Gabriel Broughton (posing as an Inspector Arkwright after faking his death) is the main antagonist and villain of the 1961 British comedy film What a Carve Up!. Boughton's villainy comes from a means to preserve his wealth which his family had been using him for and to take vengance on those who had treated him poorly. 

He was portrayed by the late Philip O'Flynn.


Throughout his life, Broughton had managed to accrue a large sum of wealth. After relentless poor treatment from his family and many years of the Broughtons' sponging off of him, Gabriel faked his death. His family are notified by solicitor Everett Sloane to gather at Blackshaw Towers to attend the reading of his will.

Gabriel had made sure that not a single one of his relatives would inherit any of his money, the only one with any form of inheritance is his nurse, Linda Dixon, who is bequeathed his medicines and syringes. A power cut occurs, during which Gabriel kills Dr. Edward Broughton, his brother. The case is declared a homicide by posing-solicitor Syd Butler, a bookmaker. Butler attempts to make a call to the police but discovers the line has been cut mysteriously. Butler and Sloane instruct everyone to keep themselves locked in their rooms.

Struggling to sleep, Gabriel's nephew, Ernest, finds himself in the parlour room where he begins to (poorly) play Chopsticks on the organ. Ernest's indistinct relative Malcolm, a pianist, approaches the organ and takes over from Ernest. While the two are playing happily, Gabriel enters and stabs Malcolm, causing him to collapse onto the organ. Gabriel manages to leave the room before Ernest had noticed Malcolm had been stabbed and locks it from the inside. Sloane begins to (wrongfully) accuse Ernest of having murdered Malcolm.
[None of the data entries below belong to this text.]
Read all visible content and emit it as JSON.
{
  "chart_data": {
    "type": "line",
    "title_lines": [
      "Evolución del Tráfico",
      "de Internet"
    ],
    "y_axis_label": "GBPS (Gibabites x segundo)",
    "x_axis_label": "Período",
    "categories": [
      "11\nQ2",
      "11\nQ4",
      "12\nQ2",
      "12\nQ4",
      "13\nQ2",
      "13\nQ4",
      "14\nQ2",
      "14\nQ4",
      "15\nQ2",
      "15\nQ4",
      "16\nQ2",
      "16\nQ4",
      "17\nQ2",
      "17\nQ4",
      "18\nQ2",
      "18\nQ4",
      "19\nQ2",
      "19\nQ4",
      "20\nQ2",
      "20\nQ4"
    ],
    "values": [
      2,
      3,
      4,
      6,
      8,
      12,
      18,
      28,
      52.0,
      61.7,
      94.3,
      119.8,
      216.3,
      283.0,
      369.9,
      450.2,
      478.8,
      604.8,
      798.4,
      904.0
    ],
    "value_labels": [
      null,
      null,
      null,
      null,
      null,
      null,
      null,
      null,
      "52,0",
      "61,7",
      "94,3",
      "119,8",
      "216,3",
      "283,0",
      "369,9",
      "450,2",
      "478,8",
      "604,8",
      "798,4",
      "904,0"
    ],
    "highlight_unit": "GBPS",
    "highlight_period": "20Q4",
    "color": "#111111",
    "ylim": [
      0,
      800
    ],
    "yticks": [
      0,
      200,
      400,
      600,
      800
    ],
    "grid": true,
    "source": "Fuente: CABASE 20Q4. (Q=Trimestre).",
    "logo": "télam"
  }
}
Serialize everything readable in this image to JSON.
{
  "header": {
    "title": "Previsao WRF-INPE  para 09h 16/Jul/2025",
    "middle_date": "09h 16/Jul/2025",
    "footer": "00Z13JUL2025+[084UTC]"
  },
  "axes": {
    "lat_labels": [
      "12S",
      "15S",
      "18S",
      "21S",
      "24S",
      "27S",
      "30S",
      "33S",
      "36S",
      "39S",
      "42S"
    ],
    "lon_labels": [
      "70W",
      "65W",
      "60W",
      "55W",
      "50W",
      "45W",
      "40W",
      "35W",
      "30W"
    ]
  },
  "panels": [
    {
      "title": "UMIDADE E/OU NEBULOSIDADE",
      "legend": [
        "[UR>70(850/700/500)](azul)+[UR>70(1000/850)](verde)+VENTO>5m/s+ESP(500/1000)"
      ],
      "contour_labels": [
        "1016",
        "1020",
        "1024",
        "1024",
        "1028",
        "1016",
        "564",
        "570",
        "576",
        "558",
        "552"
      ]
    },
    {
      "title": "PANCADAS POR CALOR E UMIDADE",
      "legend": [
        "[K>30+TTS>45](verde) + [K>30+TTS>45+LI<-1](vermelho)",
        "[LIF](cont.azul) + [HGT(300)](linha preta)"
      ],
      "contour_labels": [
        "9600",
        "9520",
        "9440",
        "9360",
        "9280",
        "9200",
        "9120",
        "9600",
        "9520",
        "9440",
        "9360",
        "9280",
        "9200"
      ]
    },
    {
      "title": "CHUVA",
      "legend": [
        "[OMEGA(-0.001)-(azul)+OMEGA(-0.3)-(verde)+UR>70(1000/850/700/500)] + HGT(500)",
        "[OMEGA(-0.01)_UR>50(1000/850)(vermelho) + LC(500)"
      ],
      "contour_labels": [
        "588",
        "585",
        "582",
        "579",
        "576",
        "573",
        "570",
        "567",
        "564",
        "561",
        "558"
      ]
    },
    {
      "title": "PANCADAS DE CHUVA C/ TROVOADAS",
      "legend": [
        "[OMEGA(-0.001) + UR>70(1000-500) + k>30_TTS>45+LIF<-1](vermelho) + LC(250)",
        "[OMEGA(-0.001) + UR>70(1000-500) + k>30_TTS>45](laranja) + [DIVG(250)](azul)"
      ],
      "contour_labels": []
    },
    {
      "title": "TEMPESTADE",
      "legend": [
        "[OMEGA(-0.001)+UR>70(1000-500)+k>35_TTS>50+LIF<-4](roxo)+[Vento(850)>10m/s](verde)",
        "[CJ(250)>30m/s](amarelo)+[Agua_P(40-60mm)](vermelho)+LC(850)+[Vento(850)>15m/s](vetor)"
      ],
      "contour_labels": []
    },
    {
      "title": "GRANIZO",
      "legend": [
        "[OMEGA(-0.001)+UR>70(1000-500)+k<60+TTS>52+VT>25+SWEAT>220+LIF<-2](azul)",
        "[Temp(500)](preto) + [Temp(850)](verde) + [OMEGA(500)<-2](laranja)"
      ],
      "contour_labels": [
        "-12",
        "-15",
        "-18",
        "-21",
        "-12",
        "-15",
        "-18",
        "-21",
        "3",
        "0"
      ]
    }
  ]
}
After Syd and Ernest prove their innocence having found a secret passage in the parlour room, indicating the killer escaped and locked the door on the inside, the survivors decide to assemble in the lounge. Beginning to panic, Janet, Gabriel's niece, starts rambling and accusing anyone possible. Hearing this from behind a painting, Gabriel shoots a posioned blowdart at Janet, killing her. 

The survivors begin to blame Fisk, the butler, as he was the only one not present in the room after Janet was posioned. However, on discovering Fisk, it is apparent he has not moved for several minutes due to the untouched ash on his cigarette. 

On returning to the lounge, the senile Aunt Emily insists she had spoken to Gabriel while the remaining survivors left her to knit in the lounge. The group discredits this due to her age and weakening mind. Guy, Gabriel's nephew, is then indicted for the murder until his body is discovered in the cocktail cabinet. Sloane decides he will venture into the village to alert the police. 

At last, an Inspector Arkwright arrives following Sloane's request. On hearing the tenuous details of the crime, Inspector Arkwright begins to cast doubt on the validity of the report as each of the bodies have disappeared. Arkwright requests to see the coffin of Gabriel after Syd suggests it is Gabriel who is committing the murders. Arkwright and Syd discover the coffin has gone missing. Arkwright returns to the lounge while Syd and Ernest reconvene in the courtyard, where they discover Sloane's body perched on a fountain. Syd and Ernest discover that Arkwright is not an inspector at all. Arkwright captures Syd and Ernest and takes them into the basement where Aunt Emily and Linda are held. Arkwright reveals himself to the remaining four survivors as Gabriel and explains his motive. Gabriel then reveals a pack of dogs that "have not been fed for ten days" will be the fate of the survivors as he escapes. 

Stoking the fire in the lounge, Fisk finds Gabriel attempting to flee from the tower. Gabriel turns his pistol on Fisk, who throws a burning log at Gabriel, disorienting him, causing him to fire a shot which results in a chandelier falling on him. Fisk goes down to the basement where it is revealed the dogs are of no danger at all as Fisk had been feeding them having noticed Gabriel neglecting them.


Broughton is an eccentric man, but appears to be in denial of this and takes offence to this comment easily. He is stingy and perhaps narcisistic too in that he believes very much in his own genius.